Excerpt from The Resurrection of Maximillian Pissante, Daniel Y. Harris

Lithium

Maximillian Pissante’s Tharmus prōvocāres 
the prometheans’ Ar, std(Li). He unregens [6.
938, 6.997], then proserevs their zerocross’ 

λίθος, romanize: lithos: silverwhite alkali preh₂
the resurrectionem corporis—(sarka kai ostea
Luke 24:29). Pissante/Tharmus in mineral oil. 

Syslog: MP=mangodLi_REXT= Smaragdine/  
/4zoas/EPOSER_MPT=Enion/mangod3Li_P
128±TEST=data_outnumber dead. He plies  

Judaeus Psychologicus’ blazework. Metallic
luster, sheer for cover: ascension in lithium
salt from lithium-ion volt. He then sagecasts    

Judaeus Historicus’ POSTHISTOIRE: pele_sQ
uorum_Qt.appyō‘êṣ/zhlmchain.cp_‘êl_gibbōr 
‘ăḇî‘aḏśar šālōmtest_helium.cover/dirstamp.  

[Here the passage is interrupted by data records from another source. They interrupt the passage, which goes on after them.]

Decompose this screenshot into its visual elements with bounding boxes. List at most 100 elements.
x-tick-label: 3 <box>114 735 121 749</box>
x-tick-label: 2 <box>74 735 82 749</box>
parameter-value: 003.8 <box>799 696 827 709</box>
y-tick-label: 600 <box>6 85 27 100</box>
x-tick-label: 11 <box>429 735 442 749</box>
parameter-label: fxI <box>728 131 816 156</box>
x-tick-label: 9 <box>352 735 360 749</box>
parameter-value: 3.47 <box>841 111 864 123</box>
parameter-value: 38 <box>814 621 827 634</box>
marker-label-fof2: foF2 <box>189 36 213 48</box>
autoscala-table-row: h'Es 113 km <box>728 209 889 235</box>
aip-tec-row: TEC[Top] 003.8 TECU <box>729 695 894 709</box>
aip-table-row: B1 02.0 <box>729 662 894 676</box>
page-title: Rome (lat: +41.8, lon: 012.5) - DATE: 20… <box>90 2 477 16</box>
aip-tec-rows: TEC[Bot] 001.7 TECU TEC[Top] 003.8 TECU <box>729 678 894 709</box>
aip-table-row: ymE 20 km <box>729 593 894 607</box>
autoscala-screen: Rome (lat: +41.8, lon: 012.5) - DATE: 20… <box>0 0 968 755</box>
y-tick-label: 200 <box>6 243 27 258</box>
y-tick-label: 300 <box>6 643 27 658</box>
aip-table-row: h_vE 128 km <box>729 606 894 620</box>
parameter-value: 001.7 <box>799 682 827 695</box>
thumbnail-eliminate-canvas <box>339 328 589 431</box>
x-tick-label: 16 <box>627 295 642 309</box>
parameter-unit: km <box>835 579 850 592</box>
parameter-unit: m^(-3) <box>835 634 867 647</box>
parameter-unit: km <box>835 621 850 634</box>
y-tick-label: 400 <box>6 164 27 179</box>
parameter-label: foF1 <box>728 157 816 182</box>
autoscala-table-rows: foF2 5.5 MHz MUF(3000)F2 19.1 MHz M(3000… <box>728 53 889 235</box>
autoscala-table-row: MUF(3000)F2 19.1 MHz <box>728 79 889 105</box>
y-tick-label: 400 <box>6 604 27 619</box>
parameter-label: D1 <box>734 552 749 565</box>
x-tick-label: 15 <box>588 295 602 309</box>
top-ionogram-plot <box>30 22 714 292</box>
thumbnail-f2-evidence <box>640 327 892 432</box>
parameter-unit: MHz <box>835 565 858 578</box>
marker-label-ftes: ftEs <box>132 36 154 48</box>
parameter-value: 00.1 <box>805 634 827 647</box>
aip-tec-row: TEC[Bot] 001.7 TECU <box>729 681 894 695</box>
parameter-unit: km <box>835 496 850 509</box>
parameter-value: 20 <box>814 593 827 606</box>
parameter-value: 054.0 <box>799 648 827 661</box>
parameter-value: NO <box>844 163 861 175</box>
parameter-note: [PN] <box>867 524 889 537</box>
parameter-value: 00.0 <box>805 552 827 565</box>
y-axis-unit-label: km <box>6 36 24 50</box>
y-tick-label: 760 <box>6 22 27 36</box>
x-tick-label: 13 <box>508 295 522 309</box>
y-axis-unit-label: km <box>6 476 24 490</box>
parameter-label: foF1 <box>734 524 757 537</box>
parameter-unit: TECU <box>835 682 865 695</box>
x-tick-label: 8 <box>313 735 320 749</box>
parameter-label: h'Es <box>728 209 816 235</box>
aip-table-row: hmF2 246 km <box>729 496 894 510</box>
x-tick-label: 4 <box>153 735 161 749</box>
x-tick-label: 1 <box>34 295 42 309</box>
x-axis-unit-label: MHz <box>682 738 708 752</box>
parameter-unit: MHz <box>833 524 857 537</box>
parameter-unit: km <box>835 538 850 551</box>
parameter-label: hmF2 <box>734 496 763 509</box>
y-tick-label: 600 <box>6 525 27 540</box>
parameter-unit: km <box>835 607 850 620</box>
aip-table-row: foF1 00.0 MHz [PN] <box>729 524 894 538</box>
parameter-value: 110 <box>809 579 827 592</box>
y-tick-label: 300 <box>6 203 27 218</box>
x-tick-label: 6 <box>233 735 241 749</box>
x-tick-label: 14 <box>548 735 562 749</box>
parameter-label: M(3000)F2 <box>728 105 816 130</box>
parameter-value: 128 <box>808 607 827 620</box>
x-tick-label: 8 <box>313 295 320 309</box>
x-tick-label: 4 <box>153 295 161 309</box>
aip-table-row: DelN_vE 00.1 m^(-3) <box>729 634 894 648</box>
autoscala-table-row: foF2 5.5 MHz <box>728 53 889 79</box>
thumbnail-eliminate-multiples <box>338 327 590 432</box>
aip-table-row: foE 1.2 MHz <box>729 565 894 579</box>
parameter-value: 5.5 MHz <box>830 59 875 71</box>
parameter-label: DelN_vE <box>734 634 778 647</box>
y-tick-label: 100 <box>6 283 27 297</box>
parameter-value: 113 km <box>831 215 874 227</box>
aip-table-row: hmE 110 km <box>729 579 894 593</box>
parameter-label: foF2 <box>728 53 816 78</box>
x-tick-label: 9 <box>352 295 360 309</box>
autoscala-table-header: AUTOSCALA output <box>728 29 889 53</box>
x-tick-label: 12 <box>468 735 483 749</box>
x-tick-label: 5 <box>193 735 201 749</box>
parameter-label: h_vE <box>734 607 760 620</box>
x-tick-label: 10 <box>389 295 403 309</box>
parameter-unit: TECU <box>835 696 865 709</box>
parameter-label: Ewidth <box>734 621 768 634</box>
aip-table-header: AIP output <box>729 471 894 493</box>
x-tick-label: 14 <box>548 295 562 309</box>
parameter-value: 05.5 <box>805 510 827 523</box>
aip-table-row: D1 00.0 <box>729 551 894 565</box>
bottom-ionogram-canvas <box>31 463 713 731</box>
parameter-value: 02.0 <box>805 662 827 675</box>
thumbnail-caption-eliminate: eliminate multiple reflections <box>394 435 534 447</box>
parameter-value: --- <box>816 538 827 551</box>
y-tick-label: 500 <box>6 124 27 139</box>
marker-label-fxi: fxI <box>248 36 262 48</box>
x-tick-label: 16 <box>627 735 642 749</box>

Upliftfelt from no cavil’s unlyric, divides up.
No slackspoil for his cross stagger, his proof
eterne, stirs dull the lithium grease. Paltblots

with benisons for Maximillian’s ÉSKHATOS,
his Idiot Questioner’s Teḥiyyat ha-metim: en 
PR: ĕs‘kə-tän′, IPA(key): /‘ɛskəˌtɑn/gospels

proantes in painspare. Unalarm their upcast
down. He derives rapture by ricorso, pentup,
captive in nitride tarnish. Logodaedalus’ “Il

buon tempo verra,” disencloses blogego:id
new_site( = ‘yihui/FREUD_lithium-jocose’). 
He jaws this axgrate, varied, in the margins,

as exposed and pious as Helel ben Shahar.  
Nolime tangere’s fustinus is unus’d below 
400 μK:  6Li and 7Li generate satiromastix.  
 
Autodépassement renews his urmensch’s 
mimshach. Harmantia’s tossmark is hata’s
nearmiss. Together, piraticals form nuclear

halos around Maximillian’s cabal<artifactId
>dropwizard_godcast/bundle</devilsinhel.  
Transfiguratio’s JESUSJACOBENOCHELIJAH

MOSESMARY cencorpelts his idlerpro. [Li(t
hf)4]+[((Me3Si)3C)2Li]–, sexquests his plex.  
As aprèsgarde, anticonfluentials selfdark@

new errors for criticks who surflect neant 
OVERBRAINS. Purge the kyriocentrica + MP
rray *contents = [[NSFile Dementia_Praecox 

defaultManager]NeurosisAtPath:@“/Tabbūr
/Lithium/”error:nil]. For the unfallen rex et 
augur is a topophobia. Here’s a processional

for scordatura. Apostrophe is prayer. 6Li2H + 
n → 4He + 3H = ADAMSKULLBLOODCHRIST. 
Vault, diviner lit, outstare un destin si funeste      

and unpeople Maximillian’s Angelus Novus
Retox the glare’s burnbrand. Scale the glint,
powered by <?php ὤφθη $this->html->link

(‘Lithium’, ‘http://lithify.mp/’); ?> (Abbau).
Forge the fireblast, pitside. RISE=ʤ>Ѩpose
a voyce more subtil than Bābilāni. Raw magi,

screwpress his rebegot, the uncogent’s toss
au hasard tags momentumizers. Invesper low,
anxiety’s opus alienum lifts his W-Bw’s eyelid.